La stérilisation des dispositifs médicaux avec de l’oxyde d’éthylène (OE) est une pratique courante, principalement en raison de sa grande compatibilité avec les matériaux. Le principal effet secondaire de l’utilisation de l’OE comme agent de stérilisation est qu’il peut laisser un résidu sur les dispositifs en cours de traitement. Les résidus qui peuvent être trouvés après le traitement sont les suivants :

  • Oxyde d’éthylène (OE) – le résidu qui peut persister après la fin de l’exécution du traitement
  • Chlorhydrine d’éthylène (CHE) – le résidu qui peut se former lorsque l’OE entre en contact avec des ions chlorure libres
  • Éthylène-glycol (EG) – le résidu qui peut se former lorsque l’OE entre en contact avec de l’eau

Les résidus peuvent être nuisibles pour l’utilisateur final ou le patient, c’est pourquoi il est important que tous les dispositifs respectent les limites fixées dans la norme AAMI 10993-7. Les limites varient en fonction de l’utilisation prévue du dispositif de sorte qu’il existe trois catégories principales auxquelles un dispositif peut appartenir : utilisation limitée, utilisation prolongée et utilisation permanente. En outre, il existe plusieurs catégories de dispositifs spécifiques qui ont leur propre ensemble unique de limites. Les dispositifs qui n’impliquent pas de contact avec le patient ne sont pas tenus de respecter cette norme. Le tableau au bas de cette page, extrait de la norme AAMI 10993-7, fournit un résumé des différentes catégories et de leurs limites.

Conformément à la norme AAMI 10993-7, « Aucune limite d’exposition n’est fixée pour l’éthylène glycol, car l’évaluation des risques a indiqué que lorsque les résidus OE sont contrôlés, il est peu probable que des résidus biologiquement importants d’EG soient présents. » L’éthylène glycol n’est pas une génotoxine et n’est pas non plus considéré comme un cancérogène, d’où la nécessité de vérifier que l’EG n’est pas critique. La principale préoccupation est de s’assurer que les résidus OE et CHE se trouvent dans les limites admissibles.

Les dispositifs considérés comme ayant un contact de surface ou implantables doivent répondre à un ensemble supplémentaire de critères appelé Limite de contact tolérable (TCL). Le but de cette limite est de prévenir toute irritation localisée due à la libération d’OE ou de CHE du dispositif. La TCL est une valeur calculée qui prend en compte la surface d’un dispositif et les concentrations de résidus OE et CHE afin de déterminer si l’irritation sera un problème.

Causes fondamentales courantes

Il existe plusieurs raisons pour lesquelles un dispositif peut contenir des niveaux élevés de résidus après avoir été exposé au procédé de stérilisation à l’oxyde d’éthylène.

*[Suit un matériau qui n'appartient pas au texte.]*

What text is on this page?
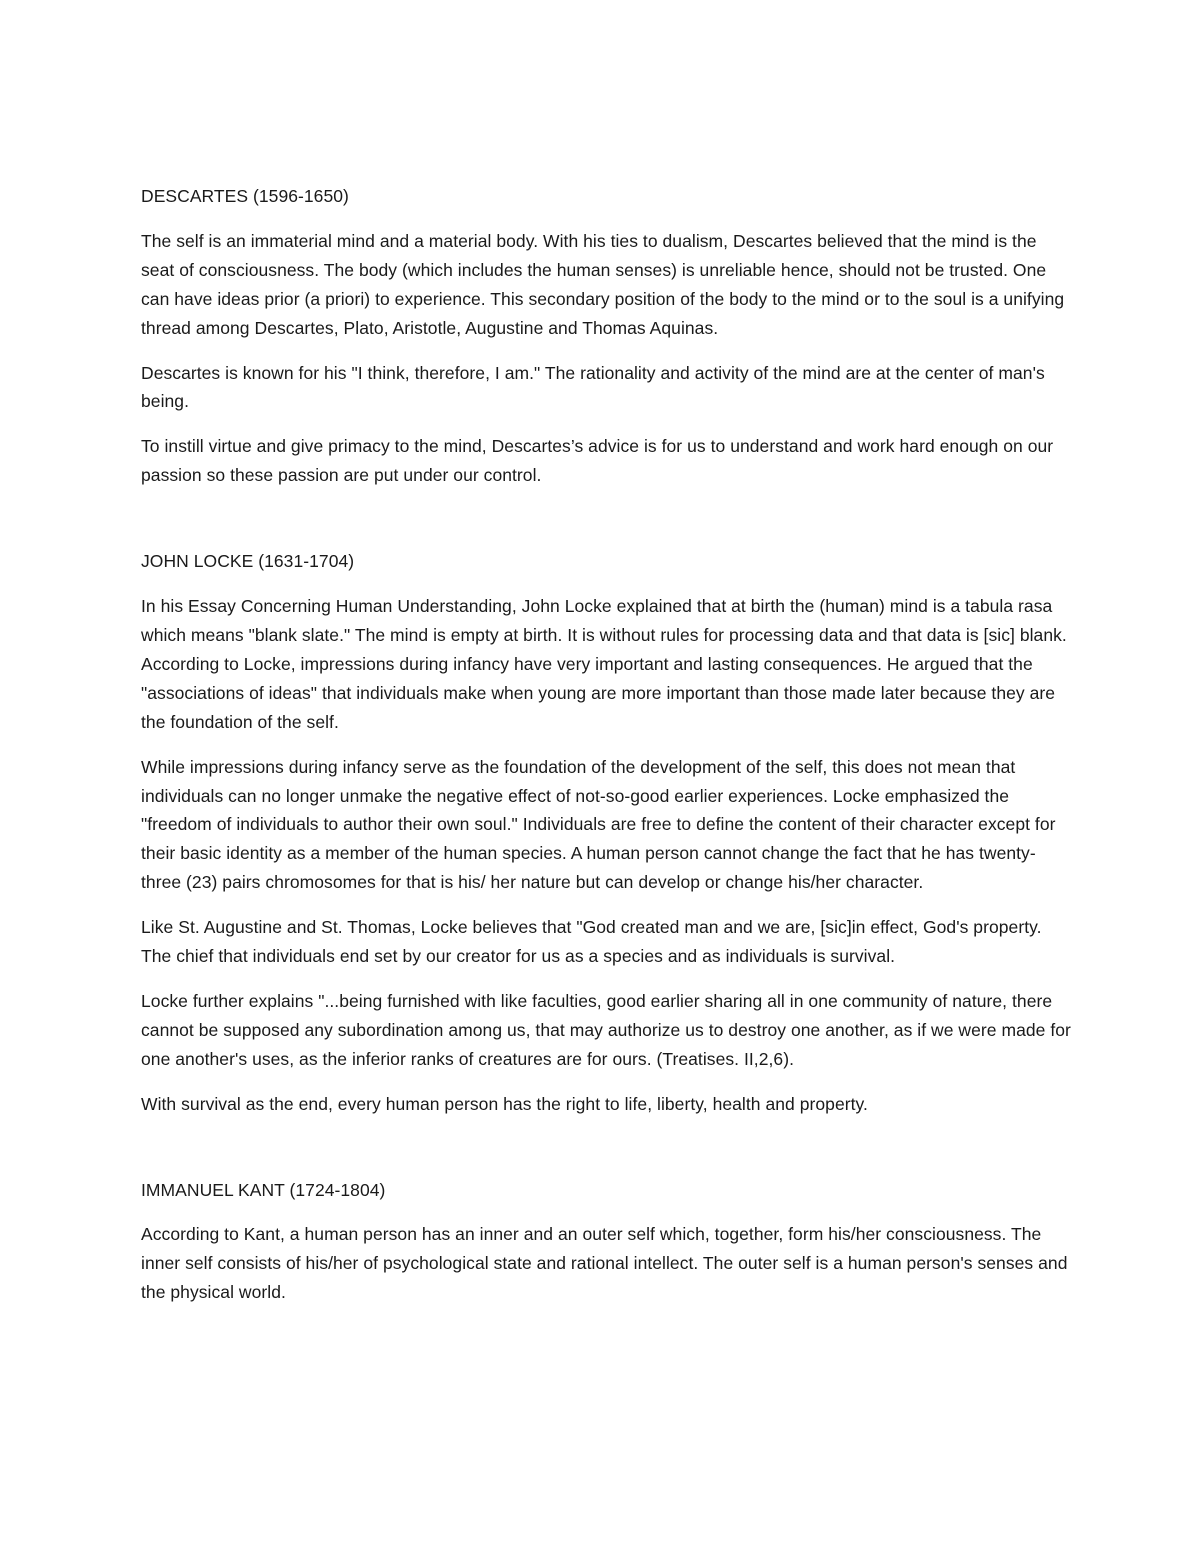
DESCARTES (1596-1650)

The self is an immaterial mind and a material body. With his ties to dualism, Descartes believed that the mind is the seat of consciousness. The body (which includes the human senses) is unreliable hence, should not be trusted. One can have ideas prior (a priori) to experience. This secondary position of the body to the mind or to the soul is a unifying thread among Descartes, Plato, Aristotle, Augustine and Thomas Aquinas.

Descartes is known for his "I think, therefore, I am." The rationality and activity of the mind are at the center of man's being.

To instill virtue and give primacy to the mind, Descartes’s advice is for us to understand and work hard enough on our passion so these passion are put under our control.

JOHN LOCKE (1631-1704)

In his Essay Concerning Human Understanding, John Locke explained that at birth the (human) mind is a tabula rasa which means "blank slate." The mind is empty at birth. It is without rules for processing data and that data is [sic] blank. According to Locke, impressions during infancy have very important and lasting consequences. He argued that the "associations of ideas" that individuals make when young are more important than those made later because they are the foundation of the self.

While impressions during infancy serve as the foundation of the development of the self, this does not mean that individuals can no longer unmake the negative effect of not-so-good earlier experiences. Locke emphasized the "freedom of individuals to author their own soul." Individuals are free to define the content of their character except for their basic identity as a member of the human species. A human person cannot change the fact that he has twenty-three (23) pairs chromosomes for that is his/ her nature but can develop or change his/her character.

Like St. Augustine and St. Thomas, Locke believes that "God created man and we are, [sic]in effect, God's property. The chief that individuals end set by our creator for us as a species and as individuals is survival.

Locke further explains "...being furnished with like faculties, good earlier sharing all in one community of nature, there cannot be supposed any subordination among us, that may authorize us to destroy one another, as if we were made for one another's uses, as the inferior ranks of creatures are for ours. (Treatises. II,2,6).

With survival as the end, every human person has the right to life, liberty, health and property.

IMMANUEL KANT (1724-1804)

According to Kant, a human person has an inner and an outer self which, together, form his/her consciousness. The inner self consists of his/her of psychological state and rational intellect. The outer self is a human person's senses and the physical world.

  • Matériau – certains matériaux vont absorber et retenir les molécules de gaz plus que d’autres. Des matériaux naturels tels que la cellulose et le coton sont connus pour être très absorbants. Certains types de matières plastiques ont également révélé un taux d’absorption élevé quand ils sont exposés à un traitement à l’OE.
  • Emballage – Le traitement à l’OE nécessite un emballage perméable tel que Tyvek ou du papier de qualité médicale pour permettre aux molécules de gaz de passer à travers. Un emballage avec une surface perméable à l’air minimale ou obstruée (c.-à-d., une grande étiquette adhésive) ne permettra pas au gaz de se déplacer aussi librement à travers la barrière perméable.
  • Configuration de la charge – le volume, la densité et la configuration globale de la charge sur une palette peuvent affecter la capacité d’élimination du gaz après traitement.

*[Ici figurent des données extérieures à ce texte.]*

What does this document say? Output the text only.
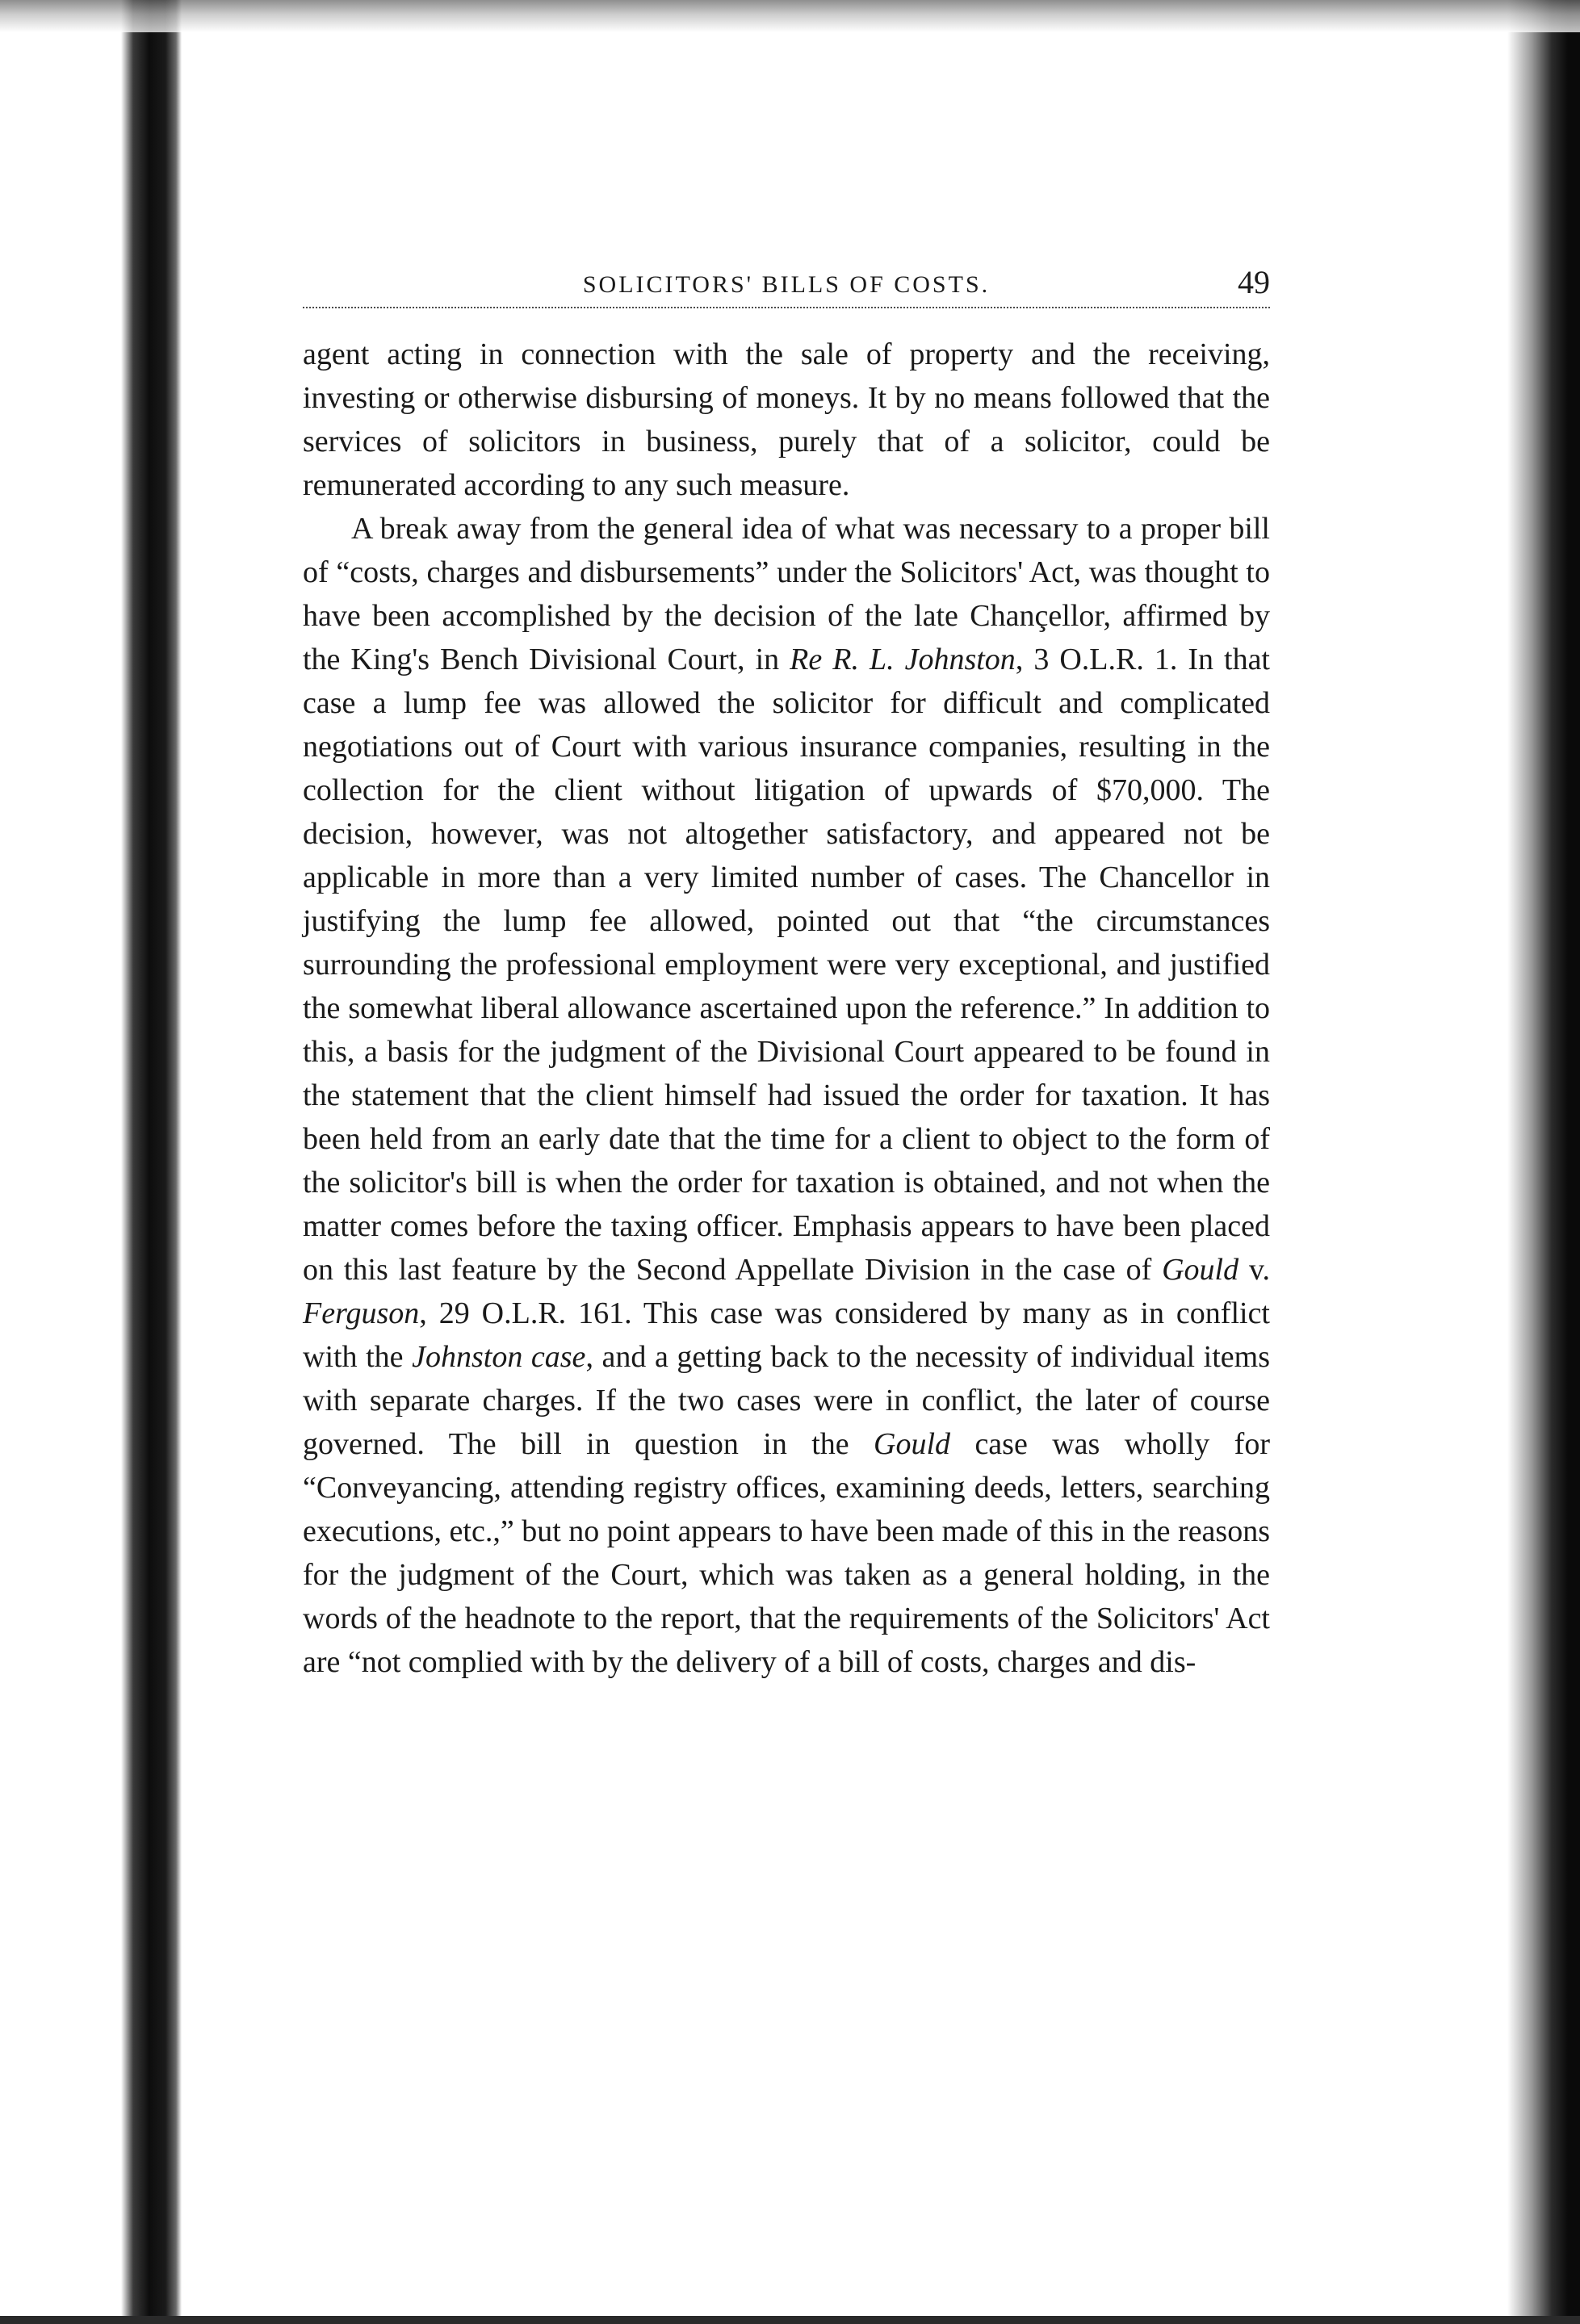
SOLICITORS' BILLS OF COSTS.	49

agent acting in connection with the sale of property and the receiving, investing or otherwise disbursing of moneys. It by no means followed that the services of solicitors in business, purely that of a solicitor, could be remunerated according to any such measure.

A break away from the general idea of what was necessary to a proper bill of “costs, charges and disbursements” under the Solicitors' Act, was thought to have been accomplished by the decision of the late Chançellor, affirmed by the King's Bench Divisional Court, in Re R. L. Johnston, 3 O.L.R. 1. In that case a lump fee was allowed the solicitor for difficult and complicated negotiations out of Court with various insurance companies, resulting in the collection for the client without litigation of upwards of $70,000. The decision, however, was not altogether satisfactory, and appeared not be applicable in more than a very limited number of cases. The Chancellor in justifying the lump fee allowed, pointed out that “the circumstances surrounding the professional employment were very exceptional, and justified the somewhat liberal allowance ascertained upon the reference.” In addition to this, a basis for the judgment of the Divisional Court appeared to be found in the statement that the client himself had issued the order for taxation. It has been held from an early date that the time for a client to object to the form of the solicitor's bill is when the order for taxation is obtained, and not when the matter comes before the taxing officer. Emphasis appears to have been placed on this last feature by the Second Appellate Division in the case of Gould v. Ferguson, 29 O.L.R. 161. This case was considered by many as in conflict with the Johnston case, and a getting back to the necessity of individual items with separate charges. If the two cases were in conflict, the later of course governed. The bill in question in the Gould case was wholly for “Conveyancing, attending registry offices, examining deeds, letters, searching executions, etc.,” but no point appears to have been made of this in the reasons for the judgment of the Court, which was taken as a general holding, in the words of the headnote to the report, that the requirements of the Solicitors' Act are “not complied with by the delivery of a bill of costs, charges and dis-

Méthodes de réduction des résidus

La bonne nouvelle est que la plupart des problèmes de résidus peuvent être résolus en apportant quelques changements simples aux paramètres de stérilisation existants si un procédé à l’oxyde d’éthylène est actuellement en place. Pour les fabricants de nouveaux dispositifs, les problèmes de résidus peuvent vraisemblablement être éliminés à l’avance en amont en tenant compte des méthodes suivantes lors du développement des paramètres de stérilisation.

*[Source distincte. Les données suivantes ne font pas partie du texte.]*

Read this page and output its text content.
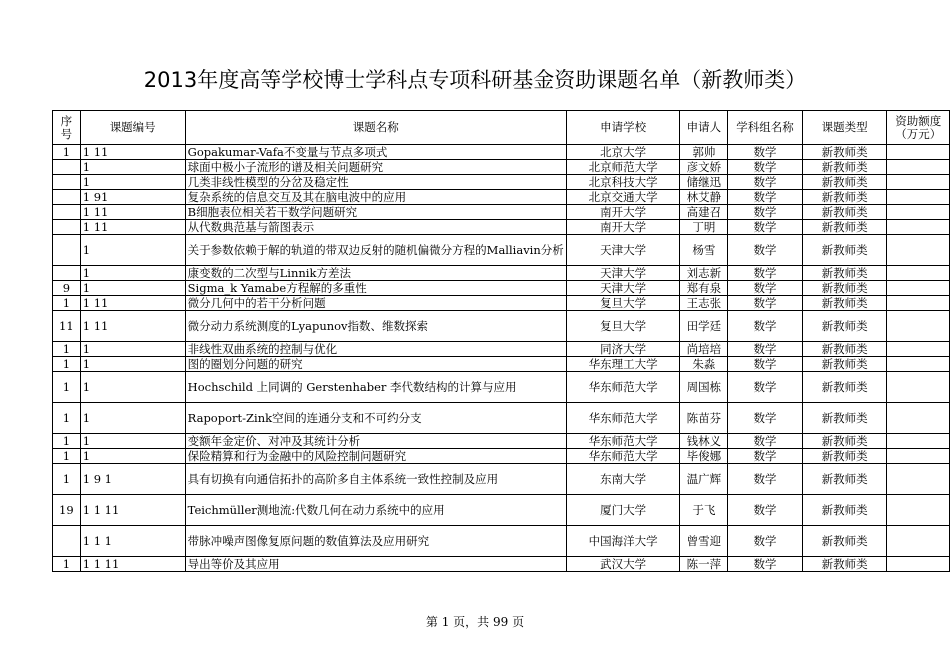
2013年度高等学校博士学科点专项科研基金资助课题名单（新教师类）
序号	课题编号	课题名称	申请学校	申请人	学科组名称	课题类型	资助额度（万元）
1	1 11	Gopakumar-Vafa不变量与节点多项式	北京大学	郭帅	数学	新教师类	
	1	球面中极小子流形的谱及相关问题研究	北京师范大学	彦文娇	数学	新教师类	
	1	几类非线性模型的分岔及稳定性	北京科技大学	储继迅	数学	新教师类	
	1 91	复杂系统的信息交互及其在脑电波中的应用	北京交通大学	林艾静	数学	新教师类	
	1 11	B细胞表位相关若干数学问题研究	南开大学	高建召	数学	新教师类	
	1 11	从代数典范基与箭图表示	南开大学	丁明	数学	新教师类	
	1	关于参数依赖于解的轨道的带双边反射的随机偏微分方程的Malliavin分析	天津大学	杨雪	数学	新教师类	
	1	康变数的二次型与Linnik方差法	天津大学	刘志新	数学	新教师类	
9	1	Sigma_k Yamabe方程解的多重性	天津大学	郑有泉	数学	新教师类	
1	1 11	微分几何中的若干分析问题	复旦大学	王志张	数学	新教师类	
11	1 11	微分动力系统测度的Lyapunov指数、维数探索	复旦大学	田学廷	数学	新教师类	
1	1	非线性双曲系统的控制与优化	同济大学	尚培培	数学	新教师类	
1	1	图的圈划分问题的研究	华东理工大学	朱淼	数学	新教师类	
1	1	Hochschild 上同调的 Gerstenhaber 李代数结构的计算与应用	华东师范大学	周国栋	数学	新教师类	
1	1	Rapoport-Zink空间的连通分支和不可约分支	华东师范大学	陈苗芬	数学	新教师类	
1	1	变额年金定价、对冲及其统计分析	华东师范大学	钱林义	数学	新教师类	
1	1	保险精算和行为金融中的风险控制问题研究	华东师范大学	毕俊娜	数学	新教师类	
1	1 9 1	具有切换有向通信拓扑的高阶多自主体系统一致性控制及应用	东南大学	温广辉	数学	新教师类	
19	1 1 11	Teichmüller测地流:代数几何在动力系统中的应用	厦门大学	于飞	数学	新教师类	
	1 1 1	带脉冲噪声图像复原问题的数值算法及应用研究	中国海洋大学	曾雪迎	数学	新教师类	
1	1 1 11	导出等价及其应用	武汉大学	陈一萍	数学	新教师类	
第 1 页，共 99 页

  • Lavages à l’azote – tous les cycles ont une phase de lavage à l’azote après évacuation du gaz OE de la chambre de stérilisation. L’ajout d’azote facilite la dilution de l’OE dans l’espace de tête de la chambre, réduisant ainsi les résidus déposés. L’augmentation du nombre de lavages à l’azote, ainsi que leur exécution sous un vide plus poussé peut s’avérer bénéfique.
  • Chaleur ajoutée – la chaleur facilite le processus de dégazage, il est donc utile de garder autant de chaleur que possible dans la chambre après le procédé de stérilisation. Cela peut être fait de quelques façons comme par exemple l’augmentation du point de consigne de la température globale de traitement ou l’ajout d’une phase d’humidification après élimination de l’OE.
  • Aération prolongée – après que le processus dans la chambre a été achevé, la charge peut être transférée dans une cellule d’aération chauffée pour faciliter davantage encore le dégazage. La moyenne dans l’industrie pour un temps d’aération type est de 6 à 24 heures. Certains dispositifs peuvent ne nécessiter aucune aération chauffée et d’autres peuvent nécessiter une période au-delà de la moyenne de l’industrie. L’augmentation de la durée pendant laquelle une charge est en aération chauffée peut être bénéfique si nécessaire.
  • Configuration de la charge – la configuration de la charge sur la palette peut contribuer au dégazage. Si la charge est très dense, il peut s’avérer très utile de laisser des voies ou « cheminées » dans chaque palette. Éliminer ou minimiser l’utilisation de film pour palettes (si possible) pourrait également être envisagé.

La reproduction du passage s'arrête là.